„Der Enzyklop" ist dem Untertitel nach „Ein Wörterbuch" - wohlgemerkt EIN Wörterbuch. Das Ganze ist auf ca.160 Seiten auch akribisch mit Silbentrennung und Querverweisen wie ein Lexikon gestaltet. Doch findet man beim Durchblättern auch gleich folgenden Hinweis:
„Wenn Sie deutsch sprechen, lesen oder schreiben und dabei Rat oder Auskunft suchen, finden Sie hier, was Sie nicht gesucht haben."
Autor René Gisler, Schweizer, Jahrgang 1967, kennt die Regeln für Wortbildung im Deutschen ganz genau und wendet sie dort an, wo man es nicht darf. Wenn es kometenhaft gibt, dann gibt es auch die Kometenhaftung, wenn es Seemänner gibt, dann auch Seememmen (freuen sich am Land). In über 3500 Lexikoneinträgen wird der Leser von irrwitzigen Neologismen angefallen - teils Konstruktionen, die sich aus purem Gutklang ergeben (Ein Messerwisser weiß Beschneid), teils logische Konstruktionen, die man schon mal ganz gut gebrauchen könnte, wie Genethik, Mietleid, Ehelend, Zivilisolation, alkoholen oder arrogantworten. Das Nichtsonett stammt ebenso wie die Sündphonie vom Kompomist oder Erschlagersänger; Espenraub ist ein überraschelnder Laubüberfall. Ein Torkelner sorgt für Ausschwank, der Nichteinochausweis ist ein Unfähigkeitszeugnis; Makrobatik ist das Gegenteil von Miniaturnen. 190 Abbildungen zeigen den Papageier beim Fraas, spontan erscheinende Leeren, ungewöhnlich stark schaaflose Hügel, Bartgenossen oder handzahme Erdbärchen. Besonders hat es dem Autor immer wieder die Tierwelt angetan. Es entstehen Gattungen wie die Repetiere, denen der Paperlapagei, das Schaschaf, das Serieh oder der Hahase angehören. Ebenso gibt es die Mutiere (z.B. das Nochmeerschweinchen), die Nachtlaubtiere (läuberische Säugetiere), Nahgetiere (unterscheiden sich von Ferngehtieren durch geringere Schleichweite), Spezifische, das Kameleon, Fragmentiere (z.B. Quartiere und Hundertstel); schwer auszumachen sind für das menschliche Auge das Ungefährkel, die Transparente, das Unsichtbareh und der Unsichtbarsch. Den Gewesen gehören die Nichtmeerschweinchen, Warwölfe und Vorübären an.

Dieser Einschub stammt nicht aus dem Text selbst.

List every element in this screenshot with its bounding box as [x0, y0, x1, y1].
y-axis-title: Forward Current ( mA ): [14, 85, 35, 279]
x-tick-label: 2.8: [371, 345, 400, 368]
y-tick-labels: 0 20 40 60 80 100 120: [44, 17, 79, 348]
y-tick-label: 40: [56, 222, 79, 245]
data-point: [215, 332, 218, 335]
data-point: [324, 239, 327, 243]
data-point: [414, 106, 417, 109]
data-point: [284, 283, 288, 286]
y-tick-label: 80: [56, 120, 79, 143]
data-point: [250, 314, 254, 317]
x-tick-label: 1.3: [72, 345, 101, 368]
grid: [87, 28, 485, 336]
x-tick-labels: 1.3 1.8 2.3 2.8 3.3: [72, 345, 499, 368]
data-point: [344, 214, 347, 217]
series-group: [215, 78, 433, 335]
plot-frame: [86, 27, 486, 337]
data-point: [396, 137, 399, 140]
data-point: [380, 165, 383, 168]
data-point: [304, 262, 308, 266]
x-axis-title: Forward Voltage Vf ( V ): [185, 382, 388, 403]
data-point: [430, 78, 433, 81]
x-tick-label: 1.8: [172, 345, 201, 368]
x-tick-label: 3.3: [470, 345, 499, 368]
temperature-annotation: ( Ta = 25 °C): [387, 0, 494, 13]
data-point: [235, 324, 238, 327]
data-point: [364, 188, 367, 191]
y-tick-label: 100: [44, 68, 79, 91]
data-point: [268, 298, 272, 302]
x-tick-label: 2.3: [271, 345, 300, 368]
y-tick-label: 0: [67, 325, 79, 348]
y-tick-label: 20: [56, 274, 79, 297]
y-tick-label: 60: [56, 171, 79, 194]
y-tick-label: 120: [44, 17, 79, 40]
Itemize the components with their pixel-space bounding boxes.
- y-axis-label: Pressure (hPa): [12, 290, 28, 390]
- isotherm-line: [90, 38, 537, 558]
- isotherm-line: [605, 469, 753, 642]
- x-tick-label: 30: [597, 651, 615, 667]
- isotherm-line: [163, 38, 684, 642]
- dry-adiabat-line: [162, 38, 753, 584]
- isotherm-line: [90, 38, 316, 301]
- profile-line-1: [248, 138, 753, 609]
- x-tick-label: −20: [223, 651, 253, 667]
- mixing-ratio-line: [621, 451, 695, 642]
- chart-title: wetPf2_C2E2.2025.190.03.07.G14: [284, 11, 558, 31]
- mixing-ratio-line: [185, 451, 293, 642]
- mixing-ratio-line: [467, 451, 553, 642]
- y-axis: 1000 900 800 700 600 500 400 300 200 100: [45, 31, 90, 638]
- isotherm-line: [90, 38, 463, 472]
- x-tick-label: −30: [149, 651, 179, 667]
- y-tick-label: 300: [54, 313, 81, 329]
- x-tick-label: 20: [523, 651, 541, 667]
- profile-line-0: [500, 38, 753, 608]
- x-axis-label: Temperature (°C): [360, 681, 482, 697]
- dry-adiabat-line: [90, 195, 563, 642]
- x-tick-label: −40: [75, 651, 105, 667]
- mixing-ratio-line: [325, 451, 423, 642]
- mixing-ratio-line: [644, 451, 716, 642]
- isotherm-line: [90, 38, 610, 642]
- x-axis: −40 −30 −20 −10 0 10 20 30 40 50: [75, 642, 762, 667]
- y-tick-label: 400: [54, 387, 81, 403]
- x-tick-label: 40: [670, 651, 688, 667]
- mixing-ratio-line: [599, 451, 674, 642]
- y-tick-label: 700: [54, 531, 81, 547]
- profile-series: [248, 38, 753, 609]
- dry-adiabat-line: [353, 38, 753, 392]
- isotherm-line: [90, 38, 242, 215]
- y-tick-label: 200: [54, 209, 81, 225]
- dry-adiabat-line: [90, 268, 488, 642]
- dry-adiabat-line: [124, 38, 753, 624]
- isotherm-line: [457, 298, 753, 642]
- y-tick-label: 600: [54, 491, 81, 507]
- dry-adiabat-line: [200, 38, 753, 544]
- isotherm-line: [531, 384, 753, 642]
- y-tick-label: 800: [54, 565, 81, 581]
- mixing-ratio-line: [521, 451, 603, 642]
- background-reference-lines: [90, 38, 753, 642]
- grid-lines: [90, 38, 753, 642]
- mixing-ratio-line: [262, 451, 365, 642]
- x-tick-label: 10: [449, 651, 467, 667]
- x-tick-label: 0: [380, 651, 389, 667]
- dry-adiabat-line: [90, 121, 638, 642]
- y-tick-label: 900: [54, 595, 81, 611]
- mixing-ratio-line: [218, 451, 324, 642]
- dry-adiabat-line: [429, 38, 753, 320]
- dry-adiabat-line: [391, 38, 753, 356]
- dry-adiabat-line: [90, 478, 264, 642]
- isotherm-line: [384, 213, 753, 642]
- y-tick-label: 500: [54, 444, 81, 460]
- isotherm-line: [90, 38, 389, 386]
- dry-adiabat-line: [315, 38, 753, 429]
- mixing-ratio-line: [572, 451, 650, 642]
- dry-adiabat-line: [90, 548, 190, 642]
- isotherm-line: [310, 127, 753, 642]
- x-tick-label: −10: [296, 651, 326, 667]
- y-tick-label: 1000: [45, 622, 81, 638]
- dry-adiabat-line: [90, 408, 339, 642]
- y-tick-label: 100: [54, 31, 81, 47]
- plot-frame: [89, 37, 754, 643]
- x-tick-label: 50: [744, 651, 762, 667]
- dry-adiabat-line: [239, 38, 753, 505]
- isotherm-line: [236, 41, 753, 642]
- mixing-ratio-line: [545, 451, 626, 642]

Manchmal braucht man ein paar Sekunden, um richtig guten Kalauern auf die Spur zu kommen: Sporadieschen sind Gemühseh, da rar.
Man könnte es mit entsprechenden Lexikoneinträgen so formulieren: Ein Enzyklopädagoge bringt dem Dudenuzer flunderbaren Vokabeljau.
Bevor dieser völlig alphabetrunken ist, kann er den im Buch enthaltenen Hinweisen auf das Internet folgen. Dort findet er die eidgenössische Trugwildmeldestelle, aber auch die Möglichkeit zum Einsenden eigener Ideen, die veröffentlicht werden, und kann somit an (hoffentlich folgenden) weiteren Auflagen mitwirken.
Alles in allem große Anerkennung für etliche geniale Kalauer, leichten Abzug für den Klamauk dazwischen. Aber wie es eben so ist - „Wortpflanzungsfähigkeit ist stark von der Qualität des Saatgutes abhängig."